Abstract
Regional dendritic variation across primate neocortical areas
has been suggested by several quantitative analyses (Scheibel et al., 1985;
Elston et al., 1996). The present study extends this research by quantifying
the basilar dendritic/spine systems of supragranular pyramidal cells across
eight regions of human cerebral cortex. Tissue blocks from the left hemispheres
of five neurologically normal adults were selected to represent each level of
Benson's (1994) hierarchical functional schema: primary cortex (Brodmann's area
[BA] 4 & 3-1-2), unimodal cortex (BA 22 & 44), heteromodal cortex (BA
6 & 39), and supramodal cortex (BA 10 & 11). Subsequently, primary and
unimodal areas were designated as less integrative regions (LOW); heteromodal
and supramodal areas were designated as higher integrative regions (HIGH). Ten
cells per block (N=400) were prepared by a modified rapid Golgi technique (Scheibel
& Scheibel, 1978) and quantified on a Neurolucida computer/microscope interface
system (Microbrightfield, Inc.). A nested analysis of variance revealed significant
differences across Brodmann's areas and between HIGH and LOW integrative zones
for all dendritic and spine measures. As predicted, dendritic/spine systems
in HIGH integrative regions were more complex than those in LOW integrative
regions.

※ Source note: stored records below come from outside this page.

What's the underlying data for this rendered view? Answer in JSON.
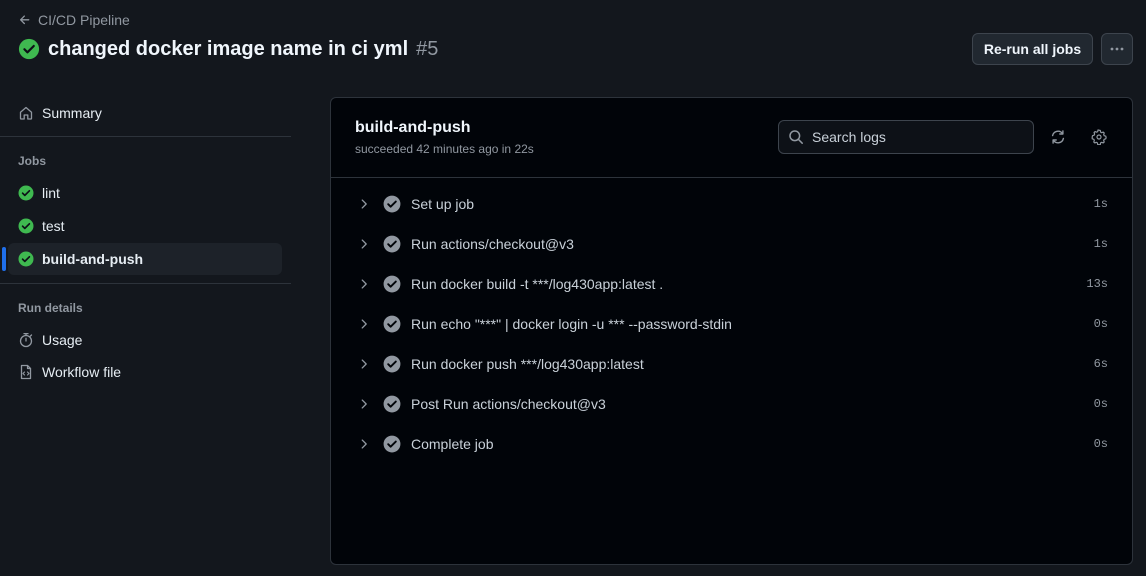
{
  "header": {
    "back_label": "CI/CD Pipeline",
    "title": "changed docker image name in ci yml",
    "run_number": "#5",
    "rerun_label": "Re-run all jobs",
    "more_icon": "kebab-horizontal-icon"
  },
  "sidebar": {
    "summary_label": "Summary",
    "jobs_heading": "Jobs",
    "jobs": [
      {
        "label": "lint",
        "status": "success"
      },
      {
        "label": "test",
        "status": "success"
      },
      {
        "label": "build-and-push",
        "status": "success",
        "active": true
      }
    ],
    "run_details_heading": "Run details",
    "usage_label": "Usage",
    "workflow_file_label": "Workflow file"
  },
  "job": {
    "title": "build-and-push",
    "subtitle": "succeeded 42 minutes ago in 22s",
    "search_placeholder": "Search logs",
    "steps": [
      {
        "label": "Set up job",
        "duration": "1s"
      },
      {
        "label": "Run actions/checkout@v3",
        "duration": "1s"
      },
      {
        "label": "Run docker build -t ***/log430app:latest .",
        "duration": "13s"
      },
      {
        "label": "Run echo \"***\" | docker login -u *** --password-stdin",
        "duration": "0s"
      },
      {
        "label": "Run docker push ***/log430app:latest",
        "duration": "6s"
      },
      {
        "label": "Post Run actions/checkout@v3",
        "duration": "0s"
      },
      {
        "label": "Complete job",
        "duration": "0s"
      }
    ]
  },
  "colors": {
    "background": "#13171d",
    "panel": "#010409",
    "success": "#3fb950",
    "step_check": "#9198a1",
    "active_indicator": "#1f6feb"
  }
}
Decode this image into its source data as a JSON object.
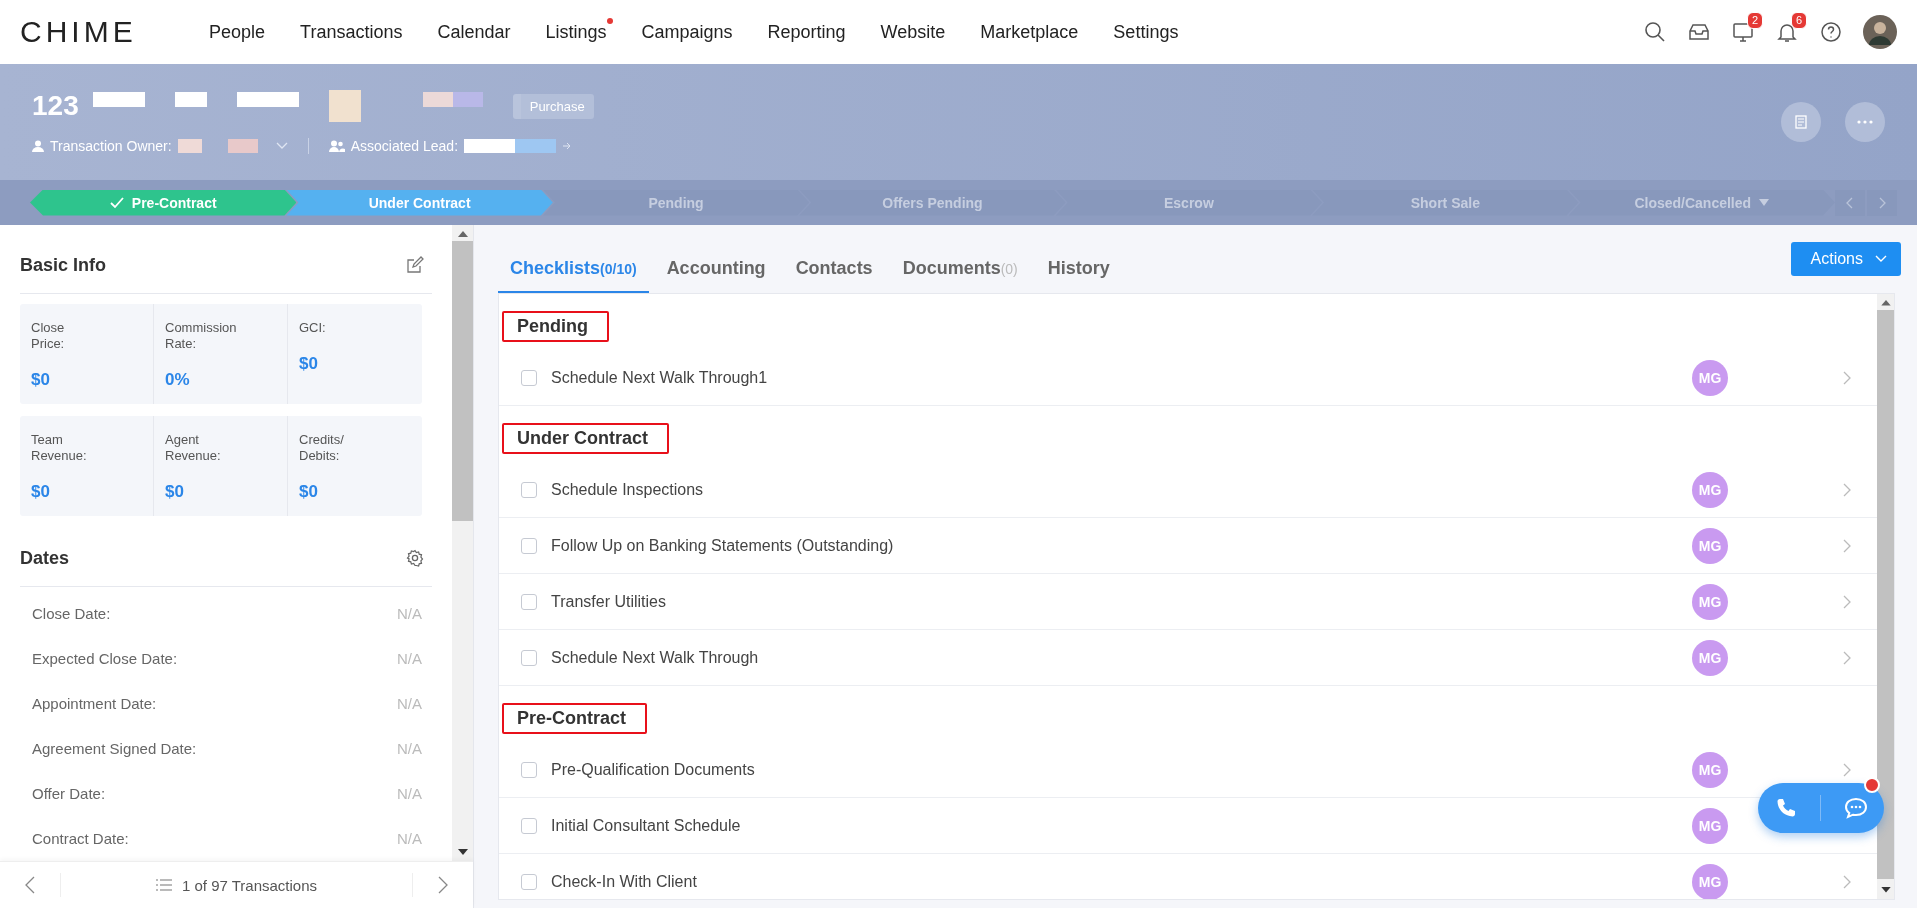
{
  "nav": {
    "logo": "CHIME",
    "items": [
      {
        "label": "People",
        "dot": false
      },
      {
        "label": "Transactions",
        "dot": false
      },
      {
        "label": "Calendar",
        "dot": false
      },
      {
        "label": "Listings",
        "dot": true
      },
      {
        "label": "Campaigns",
        "dot": false
      },
      {
        "label": "Reporting",
        "dot": false
      },
      {
        "label": "Website",
        "dot": false
      },
      {
        "label": "Marketplace",
        "dot": false
      },
      {
        "label": "Settings",
        "dot": false
      }
    ],
    "icons": [
      {
        "kind": "search"
      },
      {
        "kind": "inbox"
      },
      {
        "kind": "monitor",
        "badge": "2"
      },
      {
        "kind": "bell",
        "badge": "6"
      },
      {
        "kind": "help"
      },
      {
        "kind": "avatar"
      }
    ]
  },
  "header": {
    "title": "123",
    "tag": "Purchase",
    "owner_label": "Transaction Owner:",
    "lead_label": "Associated Lead:"
  },
  "stages": [
    {
      "label": "Pre-Contract",
      "completed": true,
      "selected": false
    },
    {
      "label": "Under Contract",
      "completed": false,
      "selected": true
    },
    {
      "label": "Pending",
      "completed": false,
      "selected": false
    },
    {
      "label": "Offers Pending",
      "completed": false,
      "selected": false
    },
    {
      "label": "Escrow",
      "completed": false,
      "selected": false
    },
    {
      "label": "Short Sale",
      "completed": false,
      "selected": false
    },
    {
      "label": "Closed/Cancelled",
      "completed": false,
      "selected": false,
      "dropdown": true
    }
  ],
  "basic_info": {
    "title": "Basic Info",
    "rows": [
      [
        {
          "label": "Close Price:",
          "value": "$0"
        },
        {
          "label": "Commission Rate:",
          "value": "0%"
        },
        {
          "label": "GCI:",
          "value": "$0"
        }
      ],
      [
        {
          "label": "Team Revenue:",
          "value": "$0"
        },
        {
          "label": "Agent Revenue:",
          "value": "$0"
        },
        {
          "label": "Credits/ Debits:",
          "value": "$0"
        }
      ]
    ]
  },
  "dates": {
    "title": "Dates",
    "rows": [
      {
        "label": "Close Date:",
        "value": "N/A"
      },
      {
        "label": "Expected Close Date:",
        "value": "N/A"
      },
      {
        "label": "Appointment Date:",
        "value": "N/A"
      },
      {
        "label": "Agreement Signed Date:",
        "value": "N/A"
      },
      {
        "label": "Offer Date:",
        "value": "N/A"
      },
      {
        "label": "Contract Date:",
        "value": "N/A"
      }
    ]
  },
  "pager": {
    "text": "1 of 97 Transactions"
  },
  "tabs": [
    {
      "label": "Checklists",
      "count": "(0/10)",
      "selected": true
    },
    {
      "label": "Accounting",
      "selected": false
    },
    {
      "label": "Contacts",
      "selected": false
    },
    {
      "label": "Documents",
      "count": "(0)",
      "selected": false
    },
    {
      "label": "History",
      "selected": false
    }
  ],
  "actions_button": "Actions",
  "checklist": [
    {
      "title": "Pending",
      "highlighted": true,
      "items": [
        {
          "label": "Schedule Next Walk Through1",
          "checked": false,
          "assignee": "MG"
        }
      ]
    },
    {
      "title": "Under Contract",
      "highlighted": true,
      "items": [
        {
          "label": "Schedule Inspections",
          "checked": false,
          "assignee": "MG"
        },
        {
          "label": "Follow Up on Banking Statements (Outstanding)",
          "checked": false,
          "assignee": "MG"
        },
        {
          "label": "Transfer Utilities",
          "checked": false,
          "assignee": "MG"
        },
        {
          "label": "Schedule Next Walk Through",
          "checked": false,
          "assignee": "MG"
        }
      ]
    },
    {
      "title": "Pre-Contract",
      "highlighted": true,
      "items": [
        {
          "label": "Pre-Qualification Documents",
          "checked": false,
          "assignee": "MG"
        },
        {
          "label": "Initial Consultant Schedule",
          "checked": false,
          "assignee": "MG"
        },
        {
          "label": "Check-In With Client",
          "checked": false,
          "assignee": "MG"
        }
      ]
    }
  ]
}
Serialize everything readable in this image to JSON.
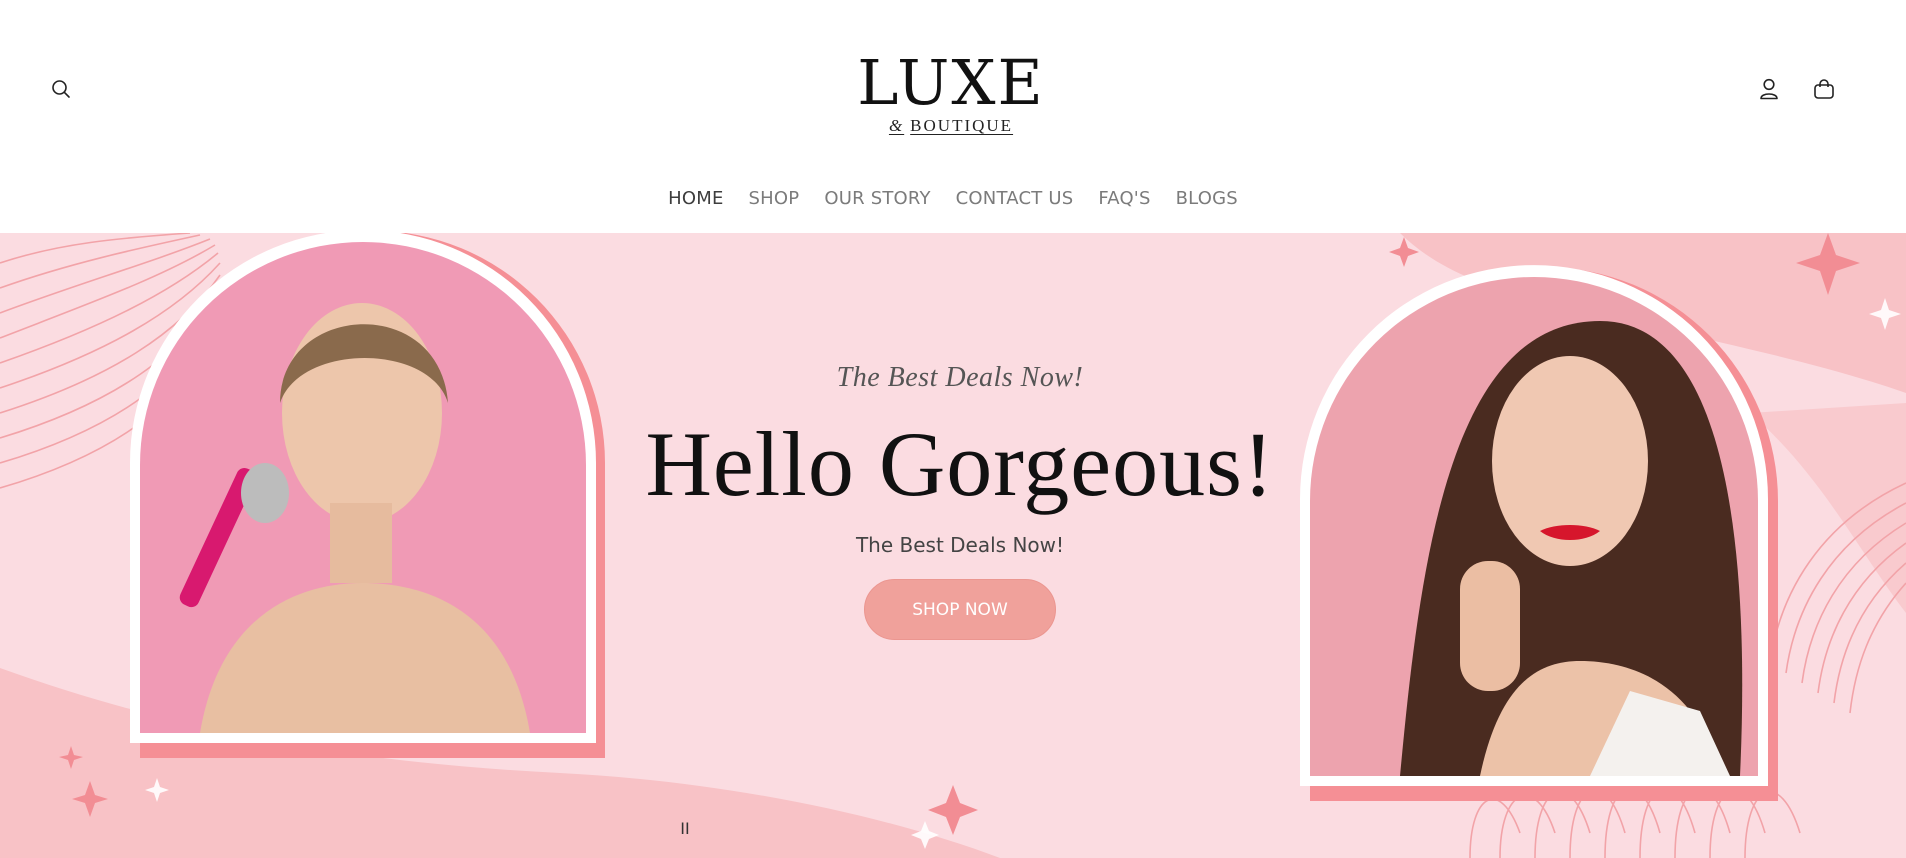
{
  "header": {
    "logo": {
      "main": "LUXE",
      "sub_amp": "&",
      "sub": "BOUTIQUE"
    },
    "icons": {
      "search": "search-icon",
      "account": "user-icon",
      "cart": "shopping-bag-icon"
    }
  },
  "nav": {
    "items": [
      {
        "label": "HOME",
        "active": true
      },
      {
        "label": "SHOP"
      },
      {
        "label": "OUR STORY"
      },
      {
        "label": "CONTACT US"
      },
      {
        "label": "FAQ'S"
      },
      {
        "label": "BLOGS"
      }
    ]
  },
  "hero": {
    "eyebrow": "The Best Deals Now!",
    "headline": "Hello Gorgeous!",
    "subtext": "The Best Deals Now!",
    "cta_label": "SHOP NOW",
    "pause_label": "II"
  },
  "colors": {
    "hero_bg": "#fbdce1",
    "accent_pink": "#f0a19b",
    "wave_pink": "#f7b9bd",
    "frame_shadow": "#f58f95"
  }
}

The present findings indicate that the dendritic/spine sytems of cortical
areas involved in the initial stages of information processing are not as complex
as those involved later in the processing stream, and further underscore that
dendritic complexity is roughly associated with the functional demands placed
on cortical regions. (Tissue generously provided by Dr. D. Bowerman, El Paso
County Coroner, and Drs. E. Orsini and W. Tyson of Denver's Children's hospital.)